Concerns within the private equity community center on whether benchmarking would deliver any insight – any system would require considerable thought given the variety of strategies pursued in the market – and additional costs incurred due to the rising compliance burden. GPs already pay high indirect taxes in the form of an 18% goods and service tax levy on management fees. “They won't drop it,” says 3one4’s Pai. “It has been made clear to everyone that this is not going to go away.”
If these issues prove intractable, offshore funds or hybrids could stage a resurgence. Fund formation lawyers report a recent uptick in queries regarding Singapore-based feeders.

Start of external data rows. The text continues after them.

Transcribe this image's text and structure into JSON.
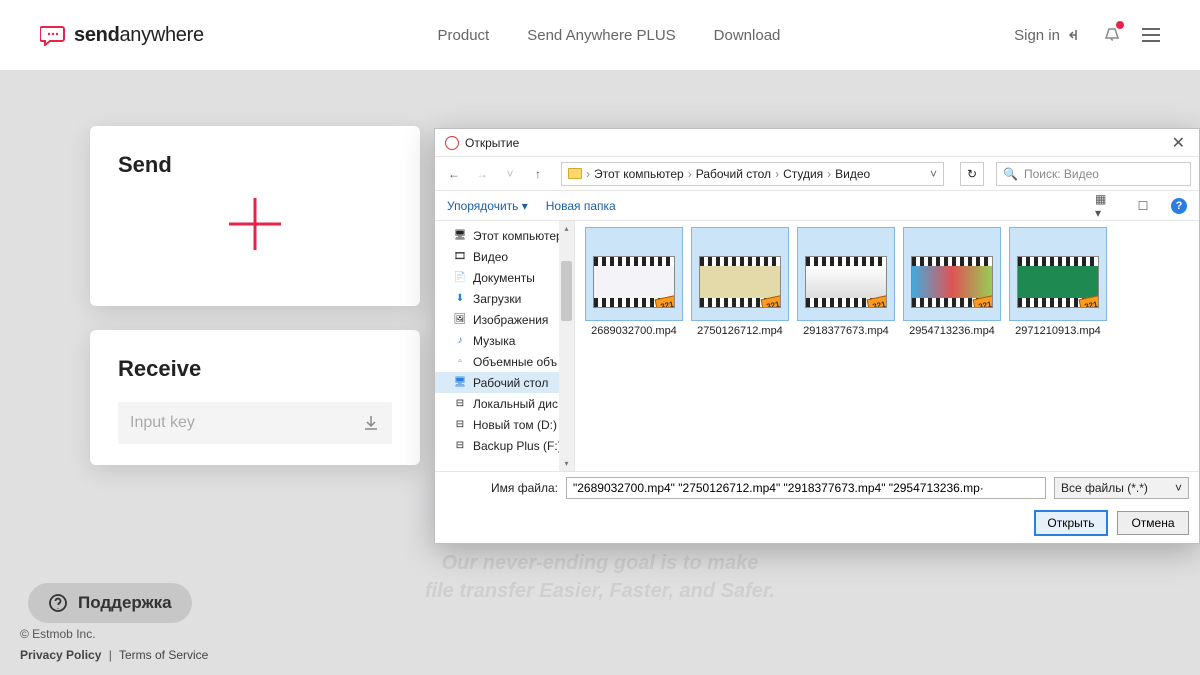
{
  "header": {
    "logo_bold": "send",
    "logo_rest": "anywhere",
    "nav": [
      "Product",
      "Send Anywhere PLUS",
      "Download"
    ],
    "signin": "Sign in"
  },
  "send": {
    "title": "Send"
  },
  "receive": {
    "title": "Receive",
    "placeholder": "Input key"
  },
  "tagline_l1": "Our never-ending goal is to make",
  "tagline_l2": "file transfer Easier, Faster, and Safer.",
  "support": "Поддержка",
  "footer": {
    "copyright": "© Estmob Inc.",
    "pp": "Privacy Policy",
    "sep": "|",
    "tos": "Terms of Service"
  },
  "dialog": {
    "title": "Открытие",
    "crumbs": [
      "Этот компьютер",
      "Рабочий стол",
      "Студия",
      "Видео"
    ],
    "search_placeholder": "Поиск: Видео",
    "toolbar": {
      "organize": "Упорядочить ▾",
      "newfolder": "Новая папка"
    },
    "tree": [
      {
        "label": "Этот компьютер",
        "icon": "ic-pc"
      },
      {
        "label": "Видео",
        "icon": "ic-vid"
      },
      {
        "label": "Документы",
        "icon": "ic-doc"
      },
      {
        "label": "Загрузки",
        "icon": "ic-dl"
      },
      {
        "label": "Изображения",
        "icon": "ic-img"
      },
      {
        "label": "Музыка",
        "icon": "ic-mus"
      },
      {
        "label": "Объемные объ",
        "icon": "ic-3d"
      },
      {
        "label": "Рабочий стол",
        "icon": "ic-desk",
        "selected": true
      },
      {
        "label": "Локальный дис",
        "icon": "ic-disk"
      },
      {
        "label": "Новый том (D:)",
        "icon": "ic-disk"
      },
      {
        "label": "Backup Plus   (F:)",
        "icon": "ic-disk"
      }
    ],
    "files": [
      {
        "name": "2689032700.mp4",
        "fill": "#f4f4f8"
      },
      {
        "name": "2750126712.mp4",
        "fill": "#e4d9a8"
      },
      {
        "name": "2918377673.mp4",
        "fill": "linear-gradient(#fff,#ddd)"
      },
      {
        "name": "2954713236.mp4",
        "fill": "linear-gradient(90deg,#4ad,#d55,#9c5)"
      },
      {
        "name": "2971210913.mp4",
        "fill": "#1e8a52"
      }
    ],
    "filename_label": "Имя файла:",
    "filename_value": "\"2689032700.mp4\" \"2750126712.mp4\" \"2918377673.mp4\" \"2954713236.mp·",
    "filetype": "Все файлы (*.*)",
    "open": "Открыть",
    "cancel": "Отмена"
  }
}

Viewed from a wider standpoint, a successful AIF regime is integral to an Indian economy seeking to bounce back from a recent slump. Private equity and venture capital are expected to play a part in this, but much rests on facilitating the flow of capital, from foreign and domestic sources, into and out of investment vehicles that operate with relative freedom.
“India is aspiring to be a $5 trillion economy and our supply of local capital is yet to meaningfully pick up,” concedes Sancheti of Nishith Desai. “A clear path to grow the economy requires mobilizing patient foreign investment.”